When the relationship ended, I couldn't listen to Taylor Swift anymore. It hurt too much. I'm not sure why she was the thing my mind chose to represent everything good that I had lost, but it told me, "Nope, this girl's music is something you can never have again because it belongs to Joseph now. Sorry, tough luck, thanks for playing!" 

This made me angry. It's one thing to have the movie theater where he first held your hand ruined. Nobody cares about Provo movie theaters. Ruining the music you have loved for years? No. That is not okay. It couldn't stand, and I set out to recondition myself to stop freaking crying every time the first strains of "Style" came on the radio.

The eight hour drive to my family reunion in Yellowstone last week provided the opportunity for me to force catharsis. I pulled out of my driveway at 7:14 on Thursday morning with "Tim McGraw," the first song from her first album, playing. My plan was to make myself listen to her entire discography in chronological order. Taylor Swift, Fearless, Speak Now, Red, 1989. Every song. No skips allowed. Crying would result in the song being played again until I could handle it. I needed to reclaim these songs, to prove something to myself. I can't really explain why, but it was important to me.

I'm proud to say I only cried once, and it wasn't even on a break-up song. "Never Grow Up" always hits me right in the feels. This is not to say that I didn't tear up a time or two, but I decided to let these slide. I almost caved when it got time to insert Red. I've always said that album was written for people in love. "State of Grace," "Stay, Stay, Stay," and freaking, "Everything Has Changed." I wasn't sure that I could handle it. I knew if I made it to 1989 I'd be fine, because that album was written for single girls. But Red? Red was tough. But I put in the cd, and I made it. (Guys, it's the little victories. I don't know why this was such a big deal for me.)

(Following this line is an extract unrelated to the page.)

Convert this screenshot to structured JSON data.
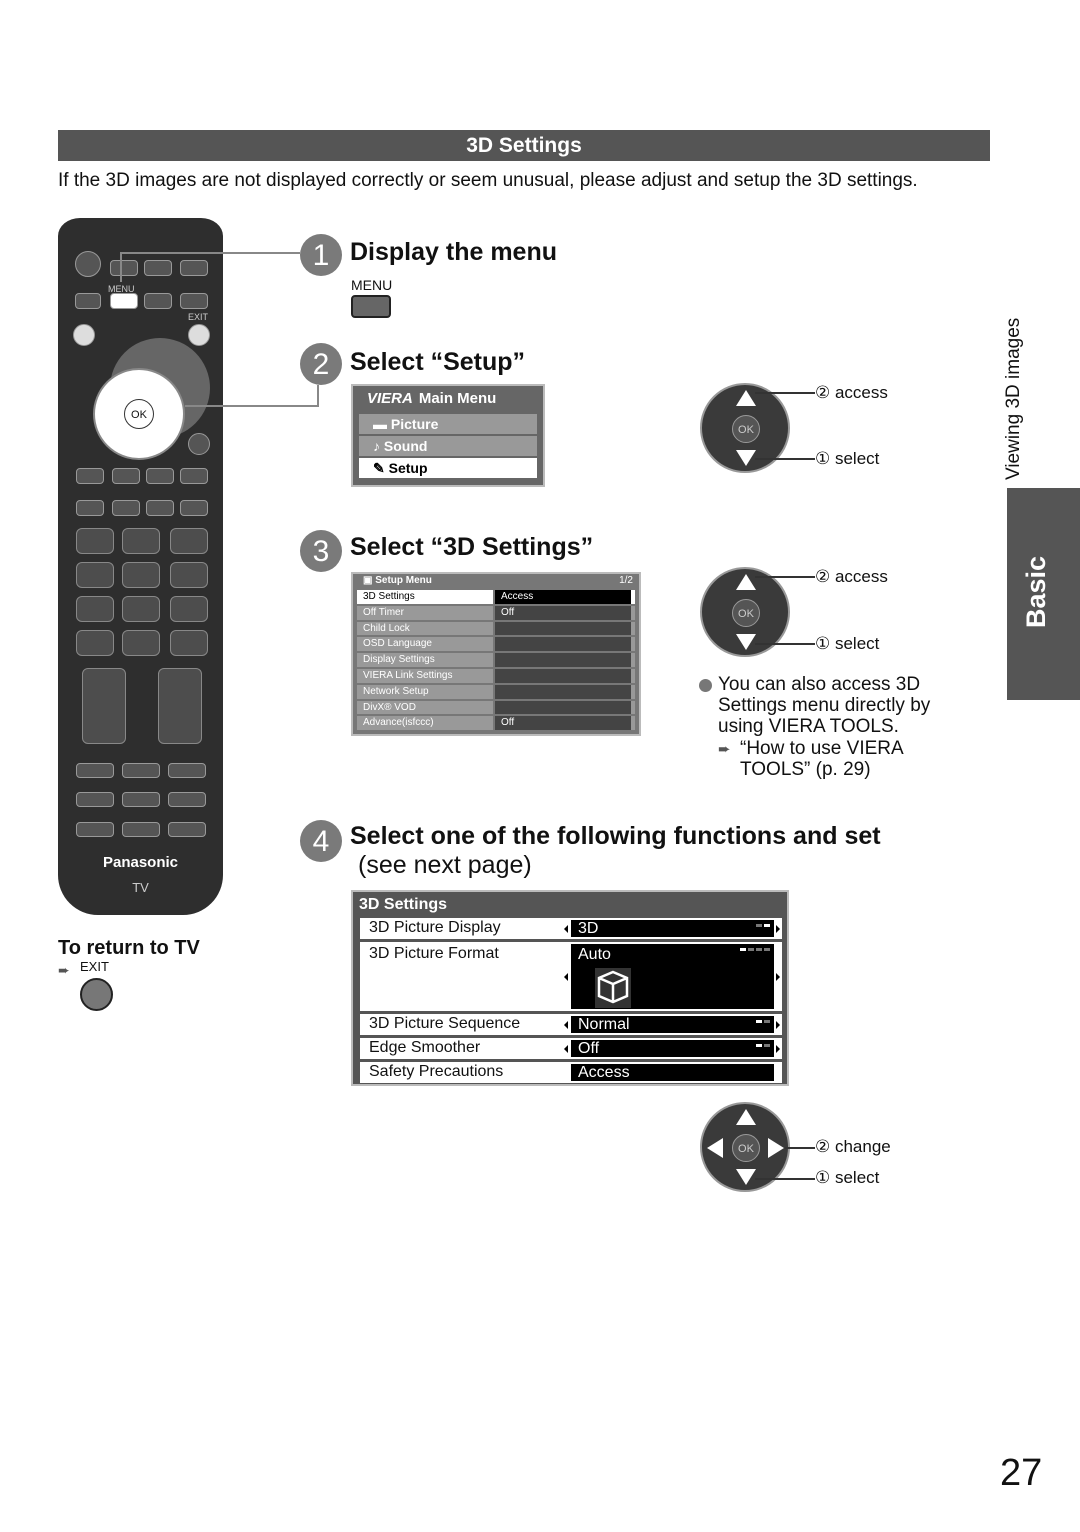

As someone whose mood has recently been careening from "Last Kiss" (seriously, "Last Kiss" might be the most relatable sad song in the world) to "Shake It Off" (which never fails to make feel awesome for at least a second) and back depending on the hour, it was actually helpful to ride the emotional roller coaster in it's condensed form. By the time the last song from 1989, "Clean," played, I did feel another step closer to okay. Taylor Swift is mine again. And to me that's not nothing. 


Also, I saw thirteen of these trucks.